Je n'ai jamais vu ma mère, ses portraits ont été
perdus ou volés; je sais seulement qu'elle ressemblait à une
gravure du temps, d'après Prudhon ou Fragonard, qu'on
appelait la Modestie. La fièvre dont elle est
morte m'a saisi trois fois, à des époques qui forment dans
ma vie des divisions singulières, périodiques. Toujours, à
ces époques, je me suis senti l'esprit frappé des images de
deuil et de désolation qui ont entouré mon berceau. Les
lettres qu'écrivait ma mère des bords de la Baltique, ou des
rives de la Sprée ou du Danube, m'avaient été lues tant de
fois ! Le sentiment du merveilleux, le goût des voyages
lointains, ont été sans doute pour moi le résultat de ces
impressions premières, ainsi que du séjour que j'ai fait
longtemps dans une campagne isolée au milieu des bois. Livré
souvent aux soins des domestiques et des paysans, j'avais
nourri mon esprit de croyances bizarres, de légendes et de
vieilles chansons. Il y avait là de quoi faire un poète, et
je ne suis qu'un rêveur en prose.
J'avais sept ans, et je jouais, insoucieux, sur la
porte de mon oncle, quand trois officiers parurent devant la
maison; l'or noirci de leurs uniformes brillait à peine sous
leurs capotes de soldat. Le premier m'embrassa avec une
telle effusion, que je m'écriai :
« Mon père!... tu me fais mal ! »
De ce jour, mon destin changea.
Tous trois revenaient du siège de Strasbourg. Le plus
âgé, sauvé des flots de la Bérésina glacée, me prit avec lui
pour m'apprendre ce qu'on appelait mes devoirs. J'étais
faible encore, et la gaieté de son plus jeune frère me
charmait pendant mon travail. Un soldat qui les servait eut
l'idée de me consacrer une partie de ses nuits. Il me
réveillait avant l'aube et me promenait sur les collines
voisines de Paris, me faisant déjeuner de pain et de crème
dans les fermes ou dans les laiteries.
V.
PREMIÈRES ANNÉES
Une heure
fatale sonna pour la France; son héros, captif lui-même au
sein d'un vaste empire, voulut réunir dans le champ de Mai
l'élite de ses héros fidèles. Je vis ce spectacle sublime
dans la loge des généraux. On distribuait aux régiments des
étendards ornés d'aigles d'or, confiés désormais à la
fidélité de tous.
Un soir, je vis se dérouler sur la grande place de la
ville une immense décoration qui représentait un vaisseau en
mer. La nef se mouvait sur une onde agitée, et semblait
voguer vers une tour qui marquait le rivage. Une rafale
violente détruisit l'effet de cette représentation. Sinistre
augure, qui prédisait à la patrie le retour des étrangers.

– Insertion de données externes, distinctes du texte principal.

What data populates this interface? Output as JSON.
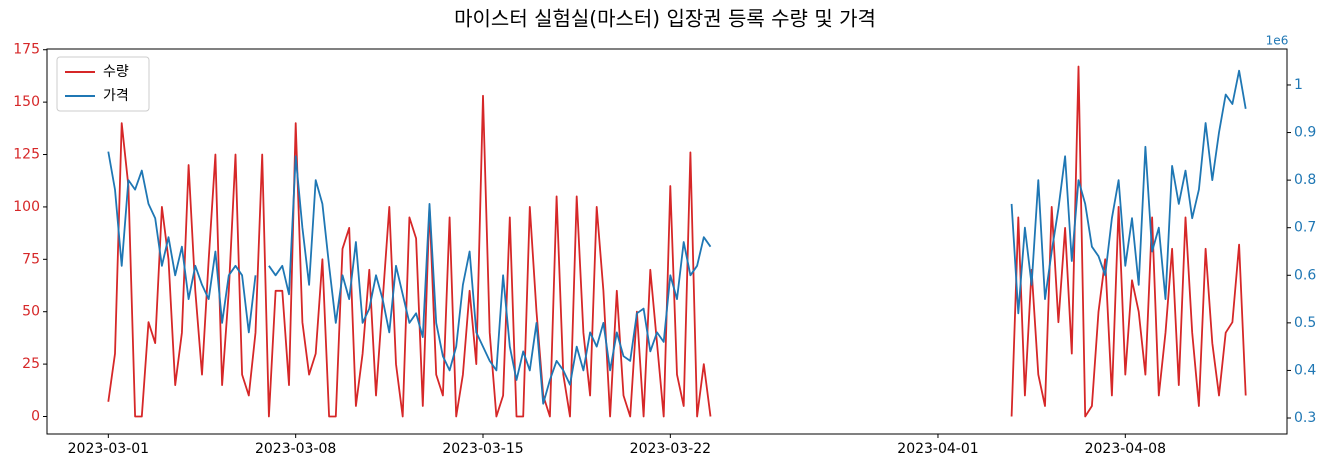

Nous revîmes les fils du Nord, et les cavales de
l'Ukraine rongèrent encore une fois l'écorce des arbres de
nos jardins. Mes sœurs du hameau revinrent à tire-d'aile,
comme des colombes plaintives, et m'apportèrent dans leurs
bras une tourterelle aux pieds roses, que j'aimais comme une
autre sœur.
Un jour, une des belles dames qui visitaient mon père
me demanda un léger service : j'eus le malheur de lui
répondre avec impatience. Quand je retournai sur la
terrasse, la tourterelle s'était envolée.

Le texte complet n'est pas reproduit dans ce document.